Leia, Princess of Alderaan sets up the relationships between Leia and other characters seen in the films, including Grand Moff Tarkin, Mon Mothma, Amilyn Holdo, and Quarsh Panaka. Gray explained how Kier Domadi, Leia's first love, compares to the character's future husband, Han Solo:

Although obviously neither Kier nor Leia can know this yet, Kier is basically the anti-Han: He's totally suitable for her, smart and stable, totally dedicated to Alderaan, and a pacifist.
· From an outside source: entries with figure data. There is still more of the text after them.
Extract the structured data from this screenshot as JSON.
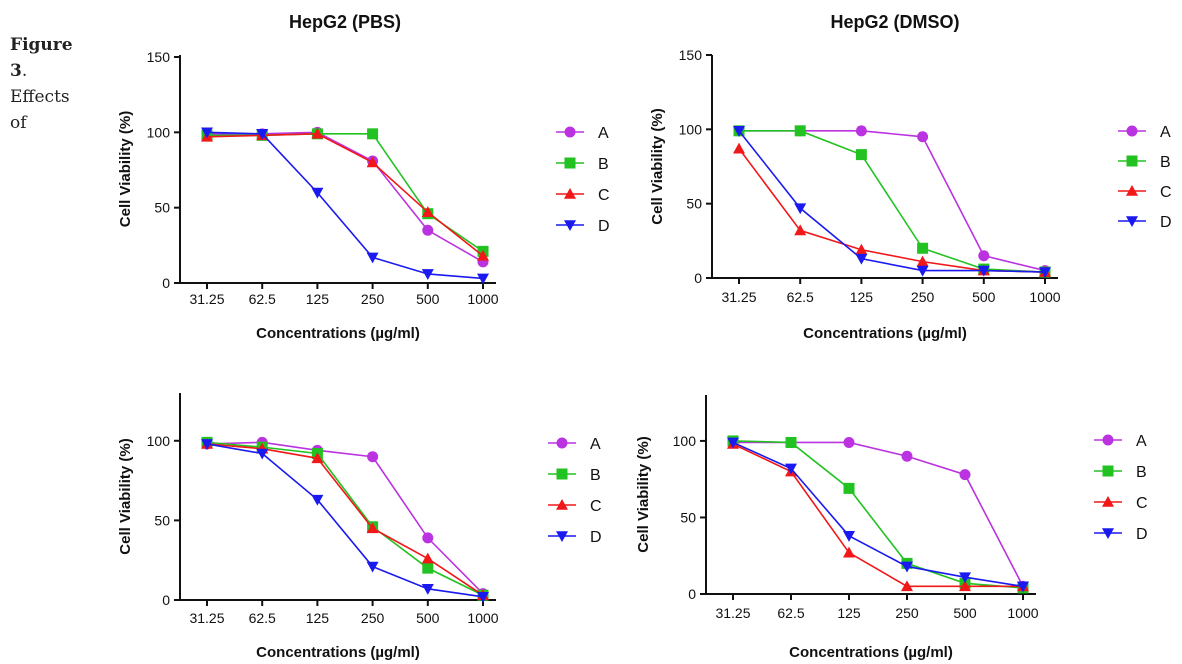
{
  "caption": {
    "figure_word": "Figure",
    "figure_number": "3",
    "text_line1": "Effects",
    "text_line2": "of"
  },
  "colors": {
    "A": "#bb33e0",
    "B": "#22c222",
    "C": "#f01818",
    "D": "#1a1af0"
  },
  "marker_shapes": {
    "A": "circle",
    "B": "square",
    "C": "triangle-up",
    "D": "triangle-down"
  },
  "chart_data": [
    {
      "type": "line",
      "title": "HepG2 (PBS)",
      "xlabel": "Concentrations (µg/ml)",
      "ylabel": "Cell Viability (%)",
      "categories": [
        "31.25",
        "62.5",
        "125",
        "250",
        "500",
        "1000"
      ],
      "ylim": [
        0,
        150
      ],
      "yticks": [
        0,
        50,
        100,
        150
      ],
      "legend_position": "right",
      "series": [
        {
          "name": "A",
          "values": [
            99,
            99,
            100,
            81,
            35,
            14
          ]
        },
        {
          "name": "B",
          "values": [
            98,
            98,
            99,
            99,
            46,
            21
          ]
        },
        {
          "name": "C",
          "values": [
            97,
            98,
            99,
            80,
            47,
            18
          ]
        },
        {
          "name": "D",
          "values": [
            100,
            99,
            60,
            17,
            6,
            3
          ]
        }
      ]
    },
    {
      "type": "line",
      "title": "HepG2 (DMSO)",
      "xlabel": "Concentrations (µg/ml)",
      "ylabel": "Cell Viability (%)",
      "categories": [
        "31.25",
        "62.5",
        "125",
        "250",
        "500",
        "1000"
      ],
      "ylim": [
        0,
        150
      ],
      "yticks": [
        0,
        50,
        100,
        150
      ],
      "legend_position": "right",
      "series": [
        {
          "name": "A",
          "values": [
            99,
            99,
            99,
            95,
            15,
            5
          ]
        },
        {
          "name": "B",
          "values": [
            99,
            99,
            83,
            20,
            6,
            4
          ]
        },
        {
          "name": "C",
          "values": [
            87,
            32,
            19,
            11,
            5,
            4
          ]
        },
        {
          "name": "D",
          "values": [
            99,
            47,
            13,
            5,
            5,
            4
          ]
        }
      ]
    },
    {
      "type": "line",
      "title": "",
      "xlabel": "Concentrations (µg/ml)",
      "ylabel": "Cell Viability (%)",
      "categories": [
        "31.25",
        "62.5",
        "125",
        "250",
        "500",
        "1000"
      ],
      "ylim": [
        0,
        130
      ],
      "yticks": [
        0,
        50,
        100
      ],
      "legend_position": "right",
      "series": [
        {
          "name": "A",
          "values": [
            98,
            99,
            94,
            90,
            39,
            4
          ]
        },
        {
          "name": "B",
          "values": [
            99,
            96,
            92,
            46,
            20,
            3
          ]
        },
        {
          "name": "C",
          "values": [
            98,
            95,
            89,
            45,
            26,
            3
          ]
        },
        {
          "name": "D",
          "values": [
            98,
            92,
            63,
            21,
            7,
            2
          ]
        }
      ]
    },
    {
      "type": "line",
      "title": "",
      "xlabel": "Concentrations (µg/ml)",
      "ylabel": "Cell Viability (%)",
      "categories": [
        "31.25",
        "62.5",
        "125",
        "250",
        "500",
        "1000"
      ],
      "ylim": [
        0,
        130
      ],
      "yticks": [
        0,
        50,
        100
      ],
      "legend_position": "right",
      "series": [
        {
          "name": "A",
          "values": [
            99,
            99,
            99,
            90,
            78,
            5
          ]
        },
        {
          "name": "B",
          "values": [
            100,
            99,
            69,
            20,
            7,
            4
          ]
        },
        {
          "name": "C",
          "values": [
            98,
            80,
            27,
            5,
            5,
            5
          ]
        },
        {
          "name": "D",
          "values": [
            99,
            82,
            38,
            18,
            11,
            5
          ]
        }
      ]
    }
  ]
}
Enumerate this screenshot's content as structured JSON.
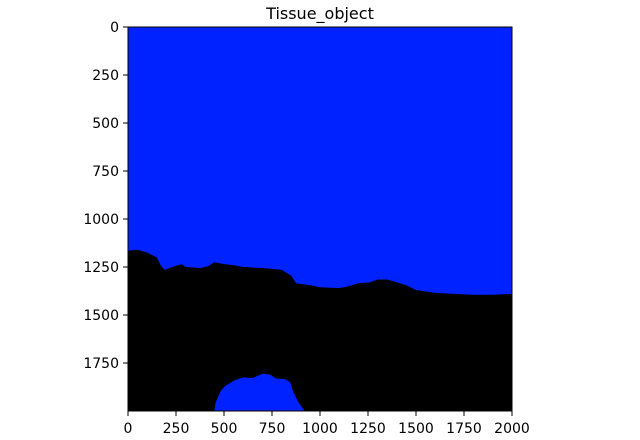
{
  "chart_data": {
    "type": "heatmap",
    "title": "Tissue_object",
    "xlabel": "",
    "ylabel": "",
    "xlim": [
      0,
      2000
    ],
    "ylim": [
      2000,
      0
    ],
    "y_inverted": true,
    "grid": false,
    "legend": "none",
    "x_ticks": [
      0,
      250,
      500,
      750,
      1000,
      1250,
      1500,
      1750,
      2000
    ],
    "y_ticks": [
      0,
      250,
      500,
      750,
      1000,
      1250,
      1500,
      1750
    ],
    "colors": {
      "background_region": "#0022ff",
      "tissue_region": "#000000"
    },
    "regions": [
      {
        "label_value": "background",
        "color": "#0022ff",
        "boundary": [
          [
            0,
            1165
          ],
          [
            50,
            1160
          ],
          [
            100,
            1175
          ],
          [
            150,
            1200
          ],
          [
            170,
            1240
          ],
          [
            190,
            1265
          ],
          [
            230,
            1250
          ],
          [
            280,
            1235
          ],
          [
            300,
            1250
          ],
          [
            380,
            1255
          ],
          [
            420,
            1245
          ],
          [
            450,
            1225
          ],
          [
            500,
            1235
          ],
          [
            550,
            1240
          ],
          [
            600,
            1250
          ],
          [
            700,
            1255
          ],
          [
            750,
            1260
          ],
          [
            800,
            1265
          ],
          [
            850,
            1295
          ],
          [
            875,
            1335
          ],
          [
            950,
            1345
          ],
          [
            1000,
            1355
          ],
          [
            1100,
            1360
          ],
          [
            1150,
            1350
          ],
          [
            1200,
            1335
          ],
          [
            1260,
            1330
          ],
          [
            1300,
            1315
          ],
          [
            1350,
            1315
          ],
          [
            1400,
            1330
          ],
          [
            1450,
            1345
          ],
          [
            1500,
            1370
          ],
          [
            1600,
            1385
          ],
          [
            1700,
            1390
          ],
          [
            1800,
            1395
          ],
          [
            1900,
            1395
          ],
          [
            2000,
            1390
          ]
        ]
      },
      {
        "label_value": "background_pocket",
        "color": "#0022ff",
        "outline": [
          [
            450,
            2000
          ],
          [
            455,
            1960
          ],
          [
            480,
            1900
          ],
          [
            505,
            1870
          ],
          [
            555,
            1840
          ],
          [
            600,
            1825
          ],
          [
            650,
            1828
          ],
          [
            700,
            1805
          ],
          [
            740,
            1810
          ],
          [
            770,
            1830
          ],
          [
            820,
            1835
          ],
          [
            845,
            1850
          ],
          [
            860,
            1900
          ],
          [
            885,
            1950
          ],
          [
            920,
            2000
          ]
        ]
      }
    ]
  }
}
That said, he has one thing in common with Han: The belief that Leia ought to get to have a personal life instead of living her duty every hour of the day.

==Reception==
/Film gave a positive review and wrote: "Gray did more than write a great story – she gave readers an insight into moments that we would never have gotten the chance to see if it weren't for her book." Dork Side of the Force concluded: "Leia is a must read for any Star Wars fan, which will give you them nostalgic feels, so be prepared to be overwhelmed while reading this novel." Comic Book Resources thought the novel "would be the perfect inspiration for a [television] show about a younger Princess Leia [...]".